Biden backers still hoping he'll jump into race

Vice President Joe Biden speaks at the American

Vice President Joe Biden speaks at the American Job Creation and Infrastructure Forum in Washington on Thursday, Oct. 8, 2015. Photo Credit: Bloomberg / Pete Marovich

Jon Cooper, finance chairman of Draft Biden 2016, says speculation about the vice president's demise as a potential presidential contender -- before he even has had a chance to announce -- is greatly exaggerated.

"If you ask me, any talk by political pundits that Joe Biden won't run only makes it more likely that he will enter the race," said Cooper, a former Suffolk County legislator. Cooper, who has helped raise $2.5 million for the vice president, said he expects Biden to make a decision by month's end, but said he'd be happy if he decided immediately.

Cooper, who was Suffolk's first openly gay lawmaker, made his comments in the wake of Hillary Rodham Clinton's strong debate performance in Las Vegas last week, which brought a new wave of speculation that a Biden late entry into the presidential primaries may be less likely.

The debate followed months of clamoring among some Democrats for Biden to join the fray, over fears Clinton's campaign was faltering from repeated missteps over her private email accounts as U.S. Secretary of State and a probe into the attack on the American consulate in Benghazi, Libya.

The debate may have buoyed both Clinton and Sen. Bernie Sanders, a "Democratic socialist." But Cooper argues that Biden, a political veteran with national stature and working class bona fides, leads polls when it comes to honesty, authenticity and likability -- qualities Cooper sees as crucial to the electorate. Although Cooper did not say it, Clinton and Republican Donald Trump, the two front-runners for president, are at the bottom of polls in those areas.

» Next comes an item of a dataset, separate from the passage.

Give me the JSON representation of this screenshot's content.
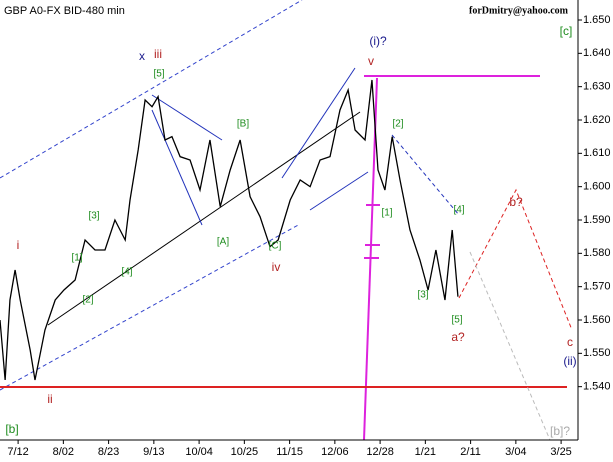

"Democrats on the stage at the debate did a great of job of representing what the party stands for," Cooper said. "But the biggest challenge the next president will face is unifying the country."

Cooper said Biden's working class roots in Scranton, Pennsylvania, resonate with voters across the political spectrum. "He's not poll-driven -- Joe speaks from his heart," said Cooper, noting Biden came out for legalizing gay marriage before President Barack Obama.

"I'm not concerned about the primaries -- I worry about the general election. The overarching concern is holding onto the White House," Cooper said.

Cooper said the next president is likely to nominate three or four new Supreme Court justices and if the GOP wins, past rulings on gay marriage, abortion and other human rights issues could be reversed. He also said the next president will deal with unprecedented challenges around the globe, and argued that Biden, with 43 years in Congress and the White House, is best equipped to deal with those issues.

But Nassau Democratic chairman Jay Jacobs, a leading Clinton supporter, said, "There's no rationale for Biden to enter the race. The only reason for Biden to run "would have been if Hillary was no longer viable," Jacobs said. "The debate made one thing very clear: not only is Hillary viable, but she's the best candidate to lead the Democrats."

Jacobs warned that were Biden to run, he would face the same "intense scrutiny" as Clinton. "When you think about running you're beloved; once you decide to run, you're besieged," Jacobs said.

Noting that Biden and Clinton have been friends, Jacobs said, "The only way to the nomination would be by taking Hillary out and that's just not the kind of campaign Joe Biden wants to run and I don't see him doing it."